Tuesday, June 4, 2013

Buttermilk Pancakes

The last few days have been tough around our house because our little guy has been cutting 3 teeth at once.  Today the husband came home to a cranky baby, an unshowered wife, and a messy house.   He immediately took over by putting the baby in the chair to eat, letting me shower, and doing dishes.  He also decided tonight was a good night for pancakes... being that a) we needed to use up some buttermilk we had in the fridge, and b) we needed something simple and fast.

So I went on a hunt for a recipe (being that I usually cheat and use Bisquick (though I sometimes doctor it) for pancakes/waffles/biscuits/shortcake/etc).

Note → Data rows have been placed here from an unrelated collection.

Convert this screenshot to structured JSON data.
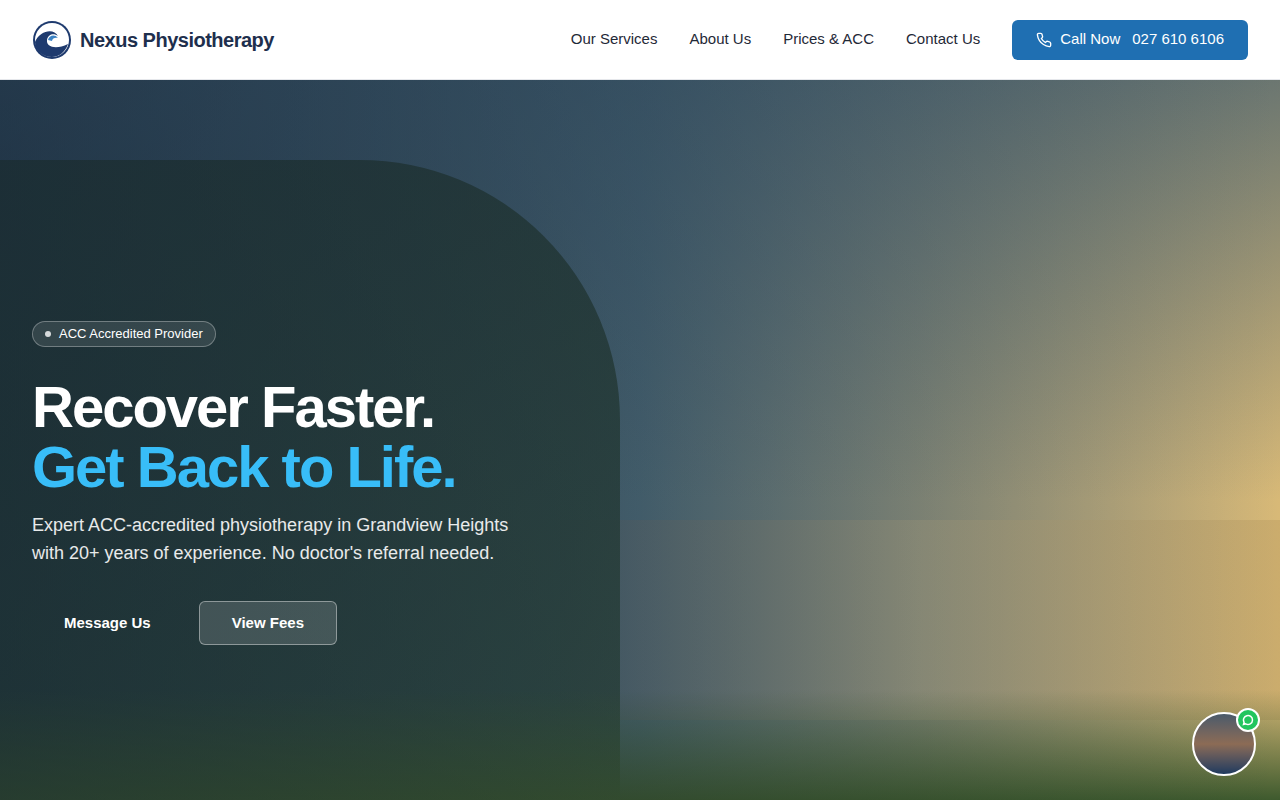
{
  "logo": {
    "name": "Nexus Physiotherapy"
  },
  "nav": [
    {
      "label": "Our Services"
    },
    {
      "label": "About Us"
    },
    {
      "label": "Prices & ACC"
    },
    {
      "label": "Contact Us"
    }
  ],
  "call_button": {
    "label": "Call Now",
    "phone": "027 610 6106"
  },
  "hero": {
    "badge": "ACC Accredited Provider",
    "heading_line1": "Recover Faster.",
    "heading_line2": "Get Back to Life.",
    "description": "Expert ACC-accredited physiotherapy in Grandview Heights with 20+ years of experience. No doctor's referral needed.",
    "buttons": [
      "Message Us",
      "View Fees"
    ]
  },
  "chat_widget": {
    "online": true
  }
}
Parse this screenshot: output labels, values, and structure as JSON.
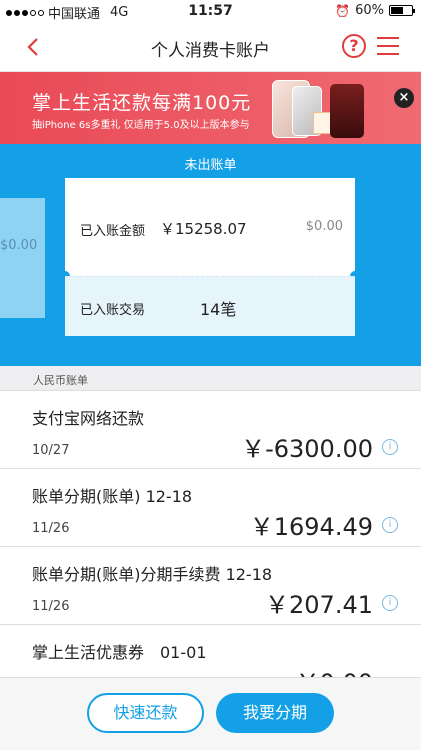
{
  "status_bar": {
    "carrier": "中国联通",
    "network": "4G",
    "time": "11:57",
    "battery": "60%",
    "battery_level": 0.6
  },
  "nav": {
    "title": "个人消费卡账户",
    "help_icon": "?"
  },
  "banner": {
    "headline": "掌上生活还款每满100元",
    "subtext": "抽iPhone 6s多重礼 仅适用于5.0及以上版本参与",
    "close_icon": "×"
  },
  "bill": {
    "label": "未出账单",
    "side_amount": "$0.00",
    "posted_amount_label": "已入账金额",
    "posted_amount_cny": "￥15258.07",
    "posted_amount_usd": "$0.00",
    "posted_txn_label": "已入账交易",
    "posted_txn_count": "14笔"
  },
  "section": {
    "title": "人民币账单"
  },
  "transactions": [
    {
      "desc": "支付宝网络还款",
      "date": "10/27",
      "amount": "￥-6300.00"
    },
    {
      "desc": "账单分期(账单) 12-18",
      "date": "11/26",
      "amount": "￥1694.49"
    },
    {
      "desc": "账单分期(账单)分期手续费 12-18",
      "date": "11/26",
      "amount": "￥207.41"
    },
    {
      "desc": "掌上生活优惠券　01-01",
      "date": "",
      "amount": "￥0.00"
    }
  ],
  "actions": {
    "quick_repay": "快速还款",
    "installment": "我要分期"
  },
  "colors": {
    "accent_blue": "#14a0e6",
    "nav_red": "#e03c3c",
    "banner_red": "#e94a56"
  }
}
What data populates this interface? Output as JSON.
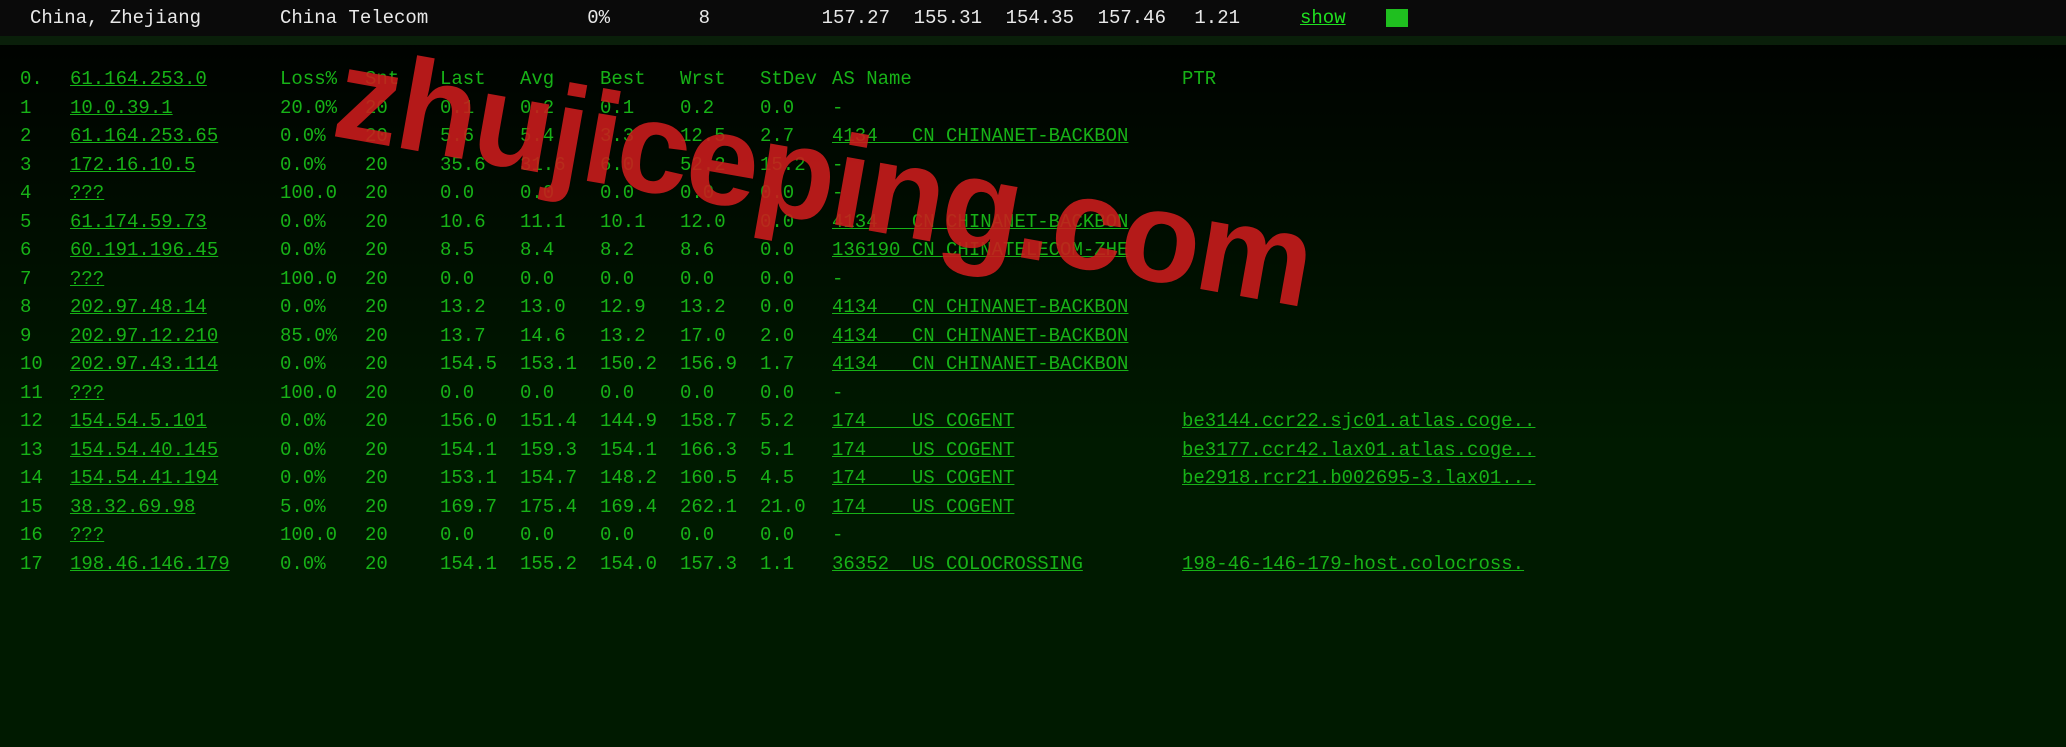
{
  "top": {
    "location": "China, Zhejiang",
    "isp": "China Telecom",
    "loss": "0%",
    "snt": "8",
    "n1": "157.27",
    "n2": "155.31",
    "n3": "154.35",
    "n4": "157.46",
    "std": "1.21",
    "show": "show"
  },
  "headers": {
    "hop": "0.",
    "host": "61.164.253.0",
    "loss": "Loss%",
    "snt": "Snt",
    "last": "Last",
    "avg": "Avg",
    "best": "Best",
    "wrst": "Wrst",
    "std": "StDev",
    "as": "AS Name",
    "ptr": "PTR"
  },
  "rows": [
    {
      "hop": "1",
      "host": "10.0.39.1",
      "loss": "20.0%",
      "snt": "20",
      "last": "0.1",
      "avg": "0.2",
      "best": "0.1",
      "wrst": "0.2",
      "std": "0.0",
      "as": "-",
      "ptr": ""
    },
    {
      "hop": "2",
      "host": "61.164.253.65",
      "loss": "0.0%",
      "snt": "20",
      "last": "5.6",
      "avg": "5.4",
      "best": "3.3",
      "wrst": "12.5",
      "std": "2.7",
      "as": "4134   CN CHINANET-BACKBON",
      "ptr": ""
    },
    {
      "hop": "3",
      "host": "172.16.10.5",
      "loss": "0.0%",
      "snt": "20",
      "last": "35.6",
      "avg": "31.6",
      "best": "6.0",
      "wrst": "52.2",
      "std": "15.2",
      "as": "-",
      "ptr": ""
    },
    {
      "hop": "4",
      "host": "???",
      "loss": "100.0",
      "snt": "20",
      "last": "0.0",
      "avg": "0.0",
      "best": "0.0",
      "wrst": "0.0",
      "std": "0.0",
      "as": "-",
      "ptr": ""
    },
    {
      "hop": "5",
      "host": "61.174.59.73",
      "loss": "0.0%",
      "snt": "20",
      "last": "10.6",
      "avg": "11.1",
      "best": "10.1",
      "wrst": "12.0",
      "std": "0.0",
      "as": "4134   CN CHINANET-BACKBON",
      "ptr": ""
    },
    {
      "hop": "6",
      "host": "60.191.196.45",
      "loss": "0.0%",
      "snt": "20",
      "last": "8.5",
      "avg": "8.4",
      "best": "8.2",
      "wrst": "8.6",
      "std": "0.0",
      "as": "136190 CN CHINATELECOM-ZHE",
      "ptr": ""
    },
    {
      "hop": "7",
      "host": "???",
      "loss": "100.0",
      "snt": "20",
      "last": "0.0",
      "avg": "0.0",
      "best": "0.0",
      "wrst": "0.0",
      "std": "0.0",
      "as": "-",
      "ptr": ""
    },
    {
      "hop": "8",
      "host": "202.97.48.14",
      "loss": "0.0%",
      "snt": "20",
      "last": "13.2",
      "avg": "13.0",
      "best": "12.9",
      "wrst": "13.2",
      "std": "0.0",
      "as": "4134   CN CHINANET-BACKBON",
      "ptr": ""
    },
    {
      "hop": "9",
      "host": "202.97.12.210",
      "loss": "85.0%",
      "snt": "20",
      "last": "13.7",
      "avg": "14.6",
      "best": "13.2",
      "wrst": "17.0",
      "std": "2.0",
      "as": "4134   CN CHINANET-BACKBON",
      "ptr": ""
    },
    {
      "hop": "10",
      "host": "202.97.43.114",
      "loss": "0.0%",
      "snt": "20",
      "last": "154.5",
      "avg": "153.1",
      "best": "150.2",
      "wrst": "156.9",
      "std": "1.7",
      "as": "4134   CN CHINANET-BACKBON",
      "ptr": ""
    },
    {
      "hop": "11",
      "host": "???",
      "loss": "100.0",
      "snt": "20",
      "last": "0.0",
      "avg": "0.0",
      "best": "0.0",
      "wrst": "0.0",
      "std": "0.0",
      "as": "-",
      "ptr": ""
    },
    {
      "hop": "12",
      "host": "154.54.5.101",
      "loss": "0.0%",
      "snt": "20",
      "last": "156.0",
      "avg": "151.4",
      "best": "144.9",
      "wrst": "158.7",
      "std": "5.2",
      "as": "174    US COGENT",
      "ptr": "be3144.ccr22.sjc01.atlas.coge.."
    },
    {
      "hop": "13",
      "host": "154.54.40.145",
      "loss": "0.0%",
      "snt": "20",
      "last": "154.1",
      "avg": "159.3",
      "best": "154.1",
      "wrst": "166.3",
      "std": "5.1",
      "as": "174    US COGENT",
      "ptr": "be3177.ccr42.lax01.atlas.coge.."
    },
    {
      "hop": "14",
      "host": "154.54.41.194",
      "loss": "0.0%",
      "snt": "20",
      "last": "153.1",
      "avg": "154.7",
      "best": "148.2",
      "wrst": "160.5",
      "std": "4.5",
      "as": "174    US COGENT",
      "ptr": "be2918.rcr21.b002695-3.lax01..."
    },
    {
      "hop": "15",
      "host": "38.32.69.98",
      "loss": "5.0%",
      "snt": "20",
      "last": "169.7",
      "avg": "175.4",
      "best": "169.4",
      "wrst": "262.1",
      "std": "21.0",
      "as": "174    US COGENT",
      "ptr": ""
    },
    {
      "hop": "16",
      "host": "???",
      "loss": "100.0",
      "snt": "20",
      "last": "0.0",
      "avg": "0.0",
      "best": "0.0",
      "wrst": "0.0",
      "std": "0.0",
      "as": "-",
      "ptr": ""
    },
    {
      "hop": "17",
      "host": "198.46.146.179",
      "loss": "0.0%",
      "snt": "20",
      "last": "154.1",
      "avg": "155.2",
      "best": "154.0",
      "wrst": "157.3",
      "std": "1.1",
      "as": "36352  US COLOCROSSING",
      "ptr": "198-46-146-179-host.colocross."
    }
  ],
  "watermark": "zhujiceping.com"
}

I found one on AllRecipes, which is a great resource for loads of different ingredients and ideas.  I love that you can do an ingredient search there and find all kinds of different recipes.

This recipe turned out very well, but made a BOATLOAD of pancakes.  So unless you have a family of 6 or 8 people, I would half it.  I think this single batch made about 16 pancakes.  They were, however, very delicious and I think they will be good leftover by reheating them in the toaster oven.

Buttermilk Pancakes

3 c all purpose flour
3 tbsp sugar (I left this out, they turned out fine without it)
3 tsp baking powder (very important...makes them fluffy)
1 1/2 tsp baking soda
3/4 tsp salt
3 c buttermilk
1/2 c milk
3 eggs
1/3 c melted butter (I bet vegetable oil would work fine, I didn't mess with it this time but after eating them I don't think it would make a big difference and will probably swap it next time)
Optional: blueberries or strawberries or other fruits you like in your pancakes

In a medium bowl, combine dry ingredients (flour, baking powder, sugar, baking soda, salt).  Set aside.

In a large bowl whisk together milk, buttermilk, melted butter, and eggs.

Heat a large electric griddle (or cast iron one/or skillet on the stove), to roughly 300 degrees.  Should be hot enough that a drop of water will skip on the top of the pan.

When griddle is good and hot, combine wet ingredients with the dry, and mix until blended (will be slightly lumpy, that's okay).  Grease the skillet or griddle and using a ladle or measuring cup pour batter onto griddle in 1/2 c amount.  (If you decided to add fruit, put it in each pancake after pouring onto griddle)

When bubbles around the edges stop filling up and bubbling again (creating little holes or craters around the edges), flip over and cook the other side.

Serve hot with your favorite pancake toppings. My husband likes peanut butter and sugar free syrup, I enjoy syrup and sometimes butter, or fruit, or sometimes thinned down jam. Whatever you like.  Enjoy!